O Parlamento Europeu é outro exemplo: povoado por uma direita que se opõe ao esvaziamento da soberania dos países e do empobrecimento programado criado pelo terrorismo climático, teve como seu maior exemplo a vitória de Marie Le Pen na França, que só não obteve uma arrasadora vitória local pela ação antipolítica de Macron, ao impor o que os verdadeiros antidemocráticos têm chamado de “cordão sanitário” para conter a direita.
Na Alemanha a AFD ganhou estados orientais como Saxônia, Brandenburg e a Turíngia, com voto dos jovens e dos agricultores, resultando em uma expressiva e significativa vitória, extremamente simbólica por se dar na Turíngia onde surgiu a Constituição de Weimar.
Mesmo na Eslováquia vemos a vitória de Robert Fico, que se alinha à esquerda social-democrata, mas apoia pautas que tem interseção com a direita, como soberania e a defesa do Estado-Nação. Assim como na República Tcheca, onde o partido de direita “com preocupação social”, ANO, ganhou enorme projeção.
Todas essas mudanças econômicas e culturais estão redesenhando o mapa político da Europa e este é o problema para o velho sistema: no surgimento de uma alternativa política real, e mais, uma alternativa crível que ameaça todas as políticas do atual sistema.

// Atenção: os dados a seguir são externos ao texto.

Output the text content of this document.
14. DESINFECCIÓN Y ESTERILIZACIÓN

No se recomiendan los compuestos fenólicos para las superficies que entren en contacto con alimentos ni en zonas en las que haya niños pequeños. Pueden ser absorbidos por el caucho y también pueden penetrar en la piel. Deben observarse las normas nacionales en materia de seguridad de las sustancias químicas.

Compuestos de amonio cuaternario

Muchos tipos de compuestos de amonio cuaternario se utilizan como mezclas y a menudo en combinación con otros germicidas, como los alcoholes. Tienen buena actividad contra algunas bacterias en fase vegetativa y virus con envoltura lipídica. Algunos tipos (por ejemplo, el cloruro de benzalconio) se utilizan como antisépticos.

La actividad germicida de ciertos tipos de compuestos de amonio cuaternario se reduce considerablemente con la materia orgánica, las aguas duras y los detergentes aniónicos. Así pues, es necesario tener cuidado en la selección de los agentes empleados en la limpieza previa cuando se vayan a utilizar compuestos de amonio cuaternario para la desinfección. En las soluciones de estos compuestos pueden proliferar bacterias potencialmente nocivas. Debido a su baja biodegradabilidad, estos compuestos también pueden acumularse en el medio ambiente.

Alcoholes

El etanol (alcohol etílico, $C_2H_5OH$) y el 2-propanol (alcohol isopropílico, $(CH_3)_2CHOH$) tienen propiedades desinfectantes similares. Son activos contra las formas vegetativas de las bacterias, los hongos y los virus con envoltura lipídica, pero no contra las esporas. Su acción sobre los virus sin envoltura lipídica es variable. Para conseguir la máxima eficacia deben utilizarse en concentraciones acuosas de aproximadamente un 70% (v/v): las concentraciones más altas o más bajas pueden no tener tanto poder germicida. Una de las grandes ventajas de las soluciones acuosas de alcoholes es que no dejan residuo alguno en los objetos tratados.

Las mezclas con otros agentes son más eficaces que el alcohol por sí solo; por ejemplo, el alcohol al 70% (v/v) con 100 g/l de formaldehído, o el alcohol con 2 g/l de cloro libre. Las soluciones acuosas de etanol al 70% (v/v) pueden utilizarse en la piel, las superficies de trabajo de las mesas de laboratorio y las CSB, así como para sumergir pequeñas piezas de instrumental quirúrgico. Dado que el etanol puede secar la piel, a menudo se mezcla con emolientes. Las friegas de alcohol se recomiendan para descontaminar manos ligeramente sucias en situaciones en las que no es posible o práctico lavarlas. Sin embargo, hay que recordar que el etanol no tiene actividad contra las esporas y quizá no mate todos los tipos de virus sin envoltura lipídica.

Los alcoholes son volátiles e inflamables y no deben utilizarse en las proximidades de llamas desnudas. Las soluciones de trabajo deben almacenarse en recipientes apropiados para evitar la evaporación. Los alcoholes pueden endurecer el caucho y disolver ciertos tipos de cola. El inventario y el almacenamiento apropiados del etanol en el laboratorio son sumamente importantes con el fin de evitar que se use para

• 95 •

Por isso vemos o crescimento de um cenário assustador: a litigância jurídica internacional, o uso do estado de exceção como paradigma de governo para manter o atual status de insuficiência democrática e ausente da vontade e expressão popular.
A Alemanha é um exemplo disso. Recentemente o Partido Verde e o Partido Social Democrata fizeram uma moção à Suprema Corte da Alemanha demandando o BANIMENTO da AfD da política. Cancelamento? Totalitarismo? Tapetão? Dê o nome que se queira dar, o fato é que representa uma posição totalitária e verdadeiramente antidemocrática.
Escondido atrás do argumento que a AfD é um “risco à democracia alemã” e ao “Estado Democrático de Direito”, o que se vê são dois partidos que apresentaram uma votação inferior a dois dígitos e que estão perdendo poder político, buscando a eliminação de seu oponente utilizando a Suprema Corte e, portanto, a Constituição.
Isso sim é um golpe de Estado Institucional. Mais assustador é a ausência da vontade popular. 46% dos alemães disseram que o banimento é inapropriado e 42% não o apoiariam em quase nenhuma hipótese. Até mesmo nos apoiadores dos partidos Verde e Social-Democrata, o banimento encontra cerca resistência (58% a favor e 32% contra no SPD e 69% a favor e 25% contra nos verdes). Some-se a isso o fato de que, segundo as pesquisas, se a eleição para o Bundestag fosse hoje, ambos partidos não conseguiriam formar uma coalizão governamental para fazer a maioria no Congresso.
É isso que chamam de democracia? O uso da litigância judicial para a manutenção do poder político – uma prática que se vê em todos os países do mundo, desde os Estados Unidos onde Donald Trump tem sofrido a tática de múltiplos processos criminais para bani-lo da corrida presidencial, até mesmo no Brasil, onde a Corte Suprema aderiu ao ativismo político provocada por partidos de esquerda inconformados com a configuração democrática do parlamento mais à direita – tem consequências desastrosas para qualquer República e sistema político.
O risco é que essa prática evolua, como tem evoluído, não mais para atingir uma imobilização política e antidemocrática, mas para implantar uma guerra civil judiciária com o objetivo de neutralizar e criminalizar aquilo que não se encaixe no pensamento unitário, atingindo não apenas partidos e políticos, mas todos os cidadãos.
Esse é o cenário político atual e nele está a fonte de toda a instabilidade democrática, onde as instituições rejeitam a ideia de ser reflexo do seu povo e ainda se colocam na posição de “civilizadoras” dos movimentos políticos e de adestradoras da vontade popular.